CAFE — Telegram-Native Tokenized Commerce
Telegram-native commerce where luxury partners launch storefronts, issue TEP-62 NFTs as proof of physical ownership, and run burn-to-claim redemptions settled in stablecoins.
CAFE is “Shopify + Visa for Telegram” — luxury commerce where the audience already is, with every physical item tied to an on-chain token that proves you own it. Luxury partners across fine art, fashion, horology, and hospitality launch branded storefronts inside Telegram. The interesting part is the redemption: burn the token, claim the goods, settle in stablecoins. We built the storefront, the contracts, and the bridge between them.
The challenge
Tokenized physical ownership only works if the chain and the warehouse agree.
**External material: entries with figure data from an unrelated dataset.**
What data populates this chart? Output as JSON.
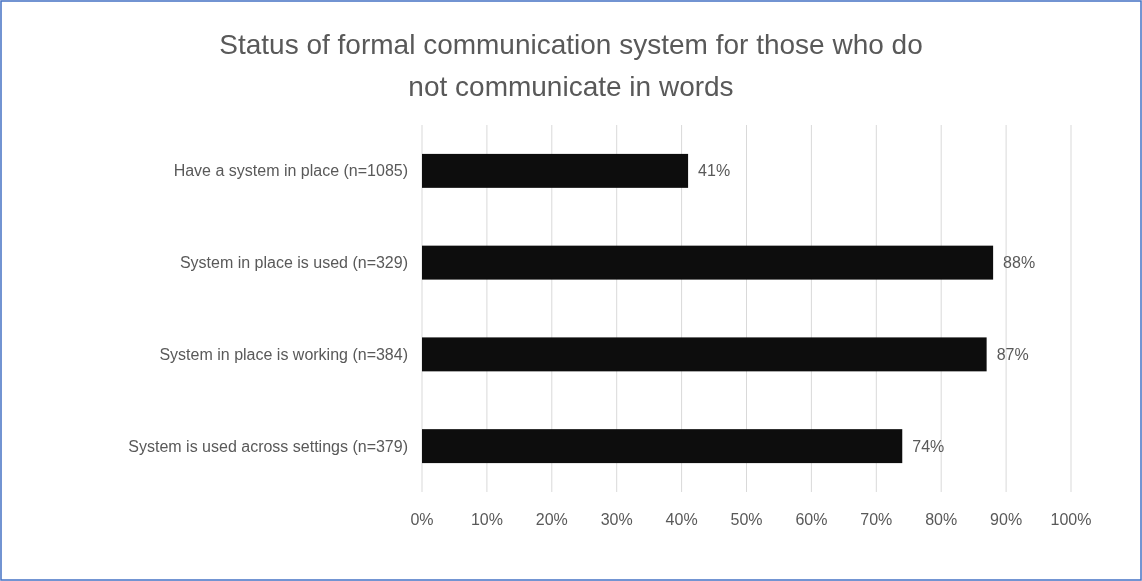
{
  "chart_data": {
    "type": "bar",
    "orientation": "horizontal",
    "title": "Status of formal communication system for those who do not communicate in words",
    "categories": [
      "Have a system in place (n=1085)",
      "System in place is used (n=329)",
      "System in place is working (n=384)",
      "System is used across settings (n=379)"
    ],
    "values": [
      41,
      88,
      87,
      74
    ],
    "value_labels": [
      "41%",
      "88%",
      "87%",
      "74%"
    ],
    "color": "#0d0d0d",
    "xlim": [
      0,
      100
    ],
    "xticks": [
      {
        "value": 0,
        "label": "0%"
      },
      {
        "value": 10,
        "label": "10%"
      },
      {
        "value": 20,
        "label": "20%"
      },
      {
        "value": 30,
        "label": "30%"
      },
      {
        "value": 40,
        "label": "40%"
      },
      {
        "value": 50,
        "label": "50%"
      },
      {
        "value": 60,
        "label": "60%"
      },
      {
        "value": 70,
        "label": "70%"
      },
      {
        "value": 80,
        "label": "80%"
      },
      {
        "value": 90,
        "label": "90%"
      },
      {
        "value": 100,
        "label": "100%"
      }
    ],
    "grid": "x"
  }
}
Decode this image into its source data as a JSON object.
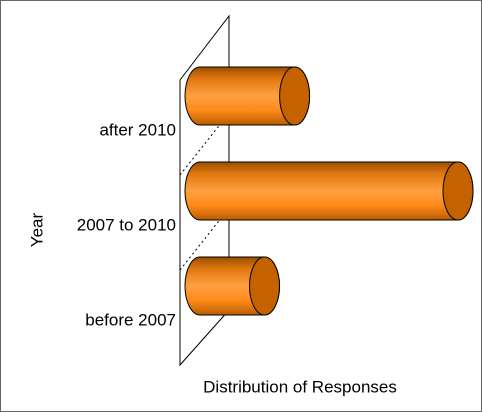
{
  "chart_data": {
    "type": "bar3d",
    "orientation": "horizontal",
    "xlabel": "Distribution of Responses",
    "ylabel": "Year",
    "categories": [
      "after 2010",
      "2007 to 2010",
      "before 2007"
    ],
    "values": [
      22,
      60,
      15
    ],
    "color": "#ff8c1a",
    "xlim": [
      0,
      60
    ]
  }
}
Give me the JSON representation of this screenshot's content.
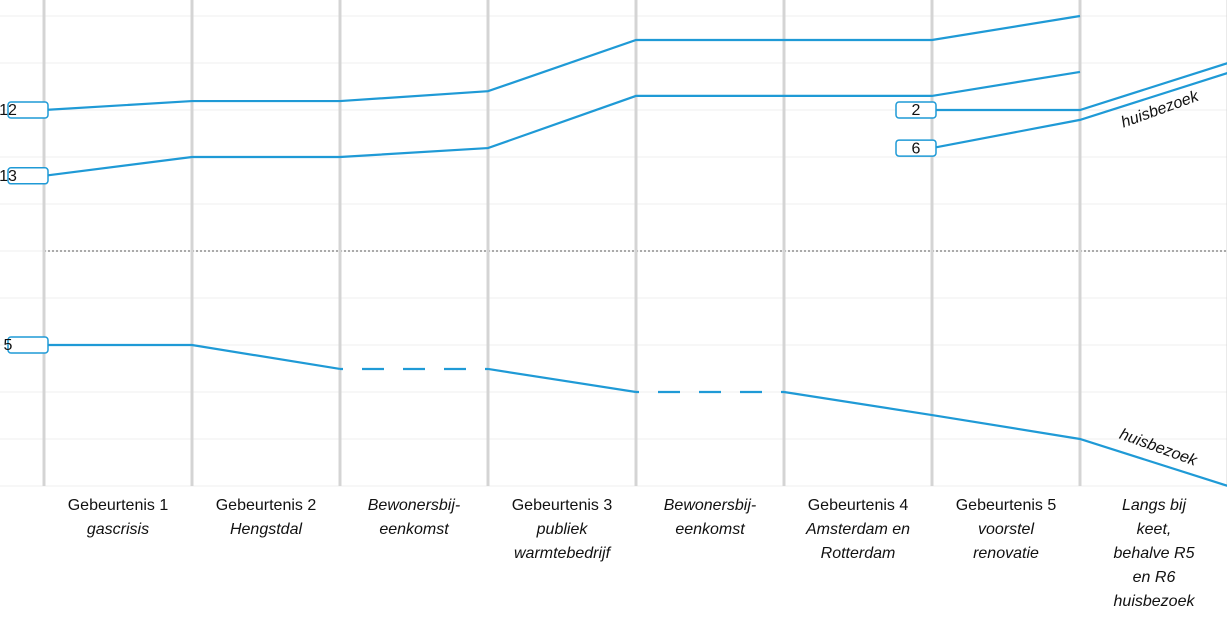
{
  "chart_data": {
    "type": "line",
    "color": "#1f9ad6",
    "x": [
      0,
      1,
      2,
      3,
      4,
      5,
      6,
      7,
      8
    ],
    "xlim": [
      0,
      8
    ],
    "xticks": [
      0,
      1,
      2,
      3,
      4,
      5,
      6,
      7,
      8
    ],
    "ylim": [
      0,
      10
    ],
    "yticks": [
      0,
      1,
      2,
      3,
      4,
      5,
      6,
      7,
      8,
      9,
      10
    ],
    "grid": true,
    "threshold": 5,
    "categories": [
      {
        "title": "Gebeurtenis 1",
        "subtitle": [
          "gascrisis"
        ]
      },
      {
        "title": "Gebeurtenis 2",
        "subtitle": [
          "Hengstdal"
        ]
      },
      {
        "subtitle": [
          "Bewonersbij-",
          "eenkomst"
        ]
      },
      {
        "title": "Gebeurtenis 3",
        "subtitle": [
          "publiek",
          "warmtebedrijf"
        ]
      },
      {
        "subtitle": [
          "Bewonersbij-",
          "eenkomst"
        ]
      },
      {
        "title": "Gebeurtenis 4",
        "subtitle": [
          "Amsterdam en",
          "Rotterdam"
        ]
      },
      {
        "title": "Gebeurtenis 5",
        "subtitle": [
          "voorstel",
          "renovatie"
        ]
      },
      {
        "subtitle": [
          "Langs bij",
          "keet,",
          "behalve R5",
          "en R6",
          "huisbezoek"
        ]
      }
    ],
    "series": [
      {
        "name": "12",
        "values": [
          8.0,
          8.19,
          8.19,
          8.4,
          9.49,
          9.49,
          9.49,
          10.0,
          null
        ]
      },
      {
        "name": "13",
        "values": [
          6.6,
          7.0,
          7.0,
          7.19,
          8.3,
          8.3,
          8.3,
          8.81,
          null
        ]
      },
      {
        "name": "5",
        "values": [
          3.0,
          3.0,
          2.49,
          2.49,
          2.0,
          2.0,
          1.51,
          1.0,
          0
        ],
        "dashed_segments": [
          2,
          4
        ]
      },
      {
        "name": "2",
        "values": [
          null,
          null,
          null,
          null,
          null,
          null,
          8.0,
          8.0,
          9.0
        ]
      },
      {
        "name": "6",
        "values": [
          null,
          null,
          null,
          null,
          null,
          null,
          7.19,
          7.79,
          8.79
        ]
      }
    ],
    "annotations": [
      "huisbezoek",
      "huisbezoek"
    ]
  }
}
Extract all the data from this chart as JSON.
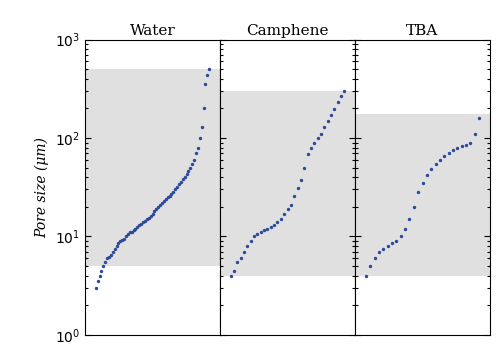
{
  "title_water": "Water",
  "title_camphene": "Camphene",
  "title_tba": "TBA",
  "ylabel": "Pore size (μm)",
  "ylim": [
    1.0,
    1000.0
  ],
  "dot_color": "#2b4a9e",
  "dot_size": 6,
  "shade_color": "#e0e0e0",
  "water_shade": [
    5.0,
    500.0
  ],
  "camphene_shade": [
    4.0,
    300.0
  ],
  "tba_shade": [
    4.0,
    175.0
  ],
  "water_data": [
    3.0,
    3.5,
    4.0,
    4.5,
    5.0,
    5.5,
    6.0,
    6.2,
    6.5,
    7.0,
    7.5,
    8.0,
    8.5,
    9.0,
    9.3,
    9.5,
    10.0,
    10.5,
    11.0,
    11.0,
    11.5,
    12.0,
    12.5,
    13.0,
    13.5,
    14.0,
    14.5,
    15.0,
    15.5,
    16.0,
    17.0,
    18.0,
    19.0,
    20.0,
    21.0,
    22.0,
    23.0,
    24.0,
    25.0,
    26.0,
    27.0,
    28.0,
    30.0,
    32.0,
    34.0,
    36.0,
    38.0,
    40.0,
    43.0,
    46.0,
    50.0,
    55.0,
    60.0,
    70.0,
    80.0,
    100.0,
    130.0,
    200.0,
    350.0,
    440.0,
    500.0
  ],
  "camphene_data": [
    4.0,
    4.5,
    5.5,
    6.0,
    7.0,
    8.0,
    9.0,
    10.0,
    10.5,
    11.0,
    11.5,
    12.0,
    12.5,
    13.0,
    14.0,
    15.0,
    17.0,
    19.0,
    21.0,
    26.0,
    31.0,
    37.0,
    50.0,
    68.0,
    80.0,
    90.0,
    100.0,
    110.0,
    130.0,
    150.0,
    170.0,
    195.0,
    230.0,
    265.0,
    300.0
  ],
  "tba_data": [
    4.0,
    5.0,
    6.0,
    7.0,
    7.5,
    8.0,
    8.5,
    9.0,
    10.0,
    12.0,
    15.0,
    20.0,
    28.0,
    35.0,
    42.0,
    48.0,
    55.0,
    60.0,
    65.0,
    70.0,
    75.0,
    80.0,
    82.0,
    85.0,
    90.0,
    110.0,
    160.0
  ],
  "figsize": [
    5.0,
    3.6
  ],
  "dpi": 100
}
A TEP-62 NFT has to represent a real item, redemption has to be irreversible and auditable, and stablecoin settlement has to be exact. The full flow — partner creates a drop, customer reserves in the Mini App, pays in TON, receives the NFT, burns it to claim, partner receives USDC/USDT — crosses two blockchains and has to be idempotent at every step. All of it lives inside a Telegram Mini App, a constrained runtime with its own auth and UX rules, while still feeling like a premium storefront a luxury house is comfortable putting its name on.
The approach
We wrote the TON layer in Tact/FunC using Blueprint, where the TEP-62 NFTs and burn-to-claim logic live, with Solidity/Foundry contracts for settlement on Tempo. The backend runs on Fastify with Prisma, PostgreSQL, Redis, and BullMQ workers. The admin is Next.js 14, the customer storefront is React + Vite, and the grammY bot is the entry point.
What we built
- A dual-chain architecture — TON for customer payments, Tempo for merchant settlement — with a TON → Tempo bridge and reconciliation built in
- A Drop Engine with four distribution types: Open Sale (FCFS), Allowlist, Lottery, and Private, each with its own state machine and eligibility rules
- A provable lottery using commit-reveal so public draws are transparent and verifiable
- A burn-to-claim redemption protocol modeled as an explicit state machine, with ship-vs-collect fulfillment and QR redemption
- A partner admin dashboard (collections, drops, analytics, redemptions) with multi-tenant row-level security, plus a per-partner-branded Telegram bot for lifecycle notifications and deep links
- A Machine Payments layer (MPP) — HTTP 402, agent wallets and sessions — and a Partner SDK with a REST client and webhook verification
The outcome
CAFE is web3 commerce that doesn’t feel like a science experiment — fast, branded, and trustworthy end to end. It’s the same engineering we bring to any storefront we build, applied to a much harder settlement problem.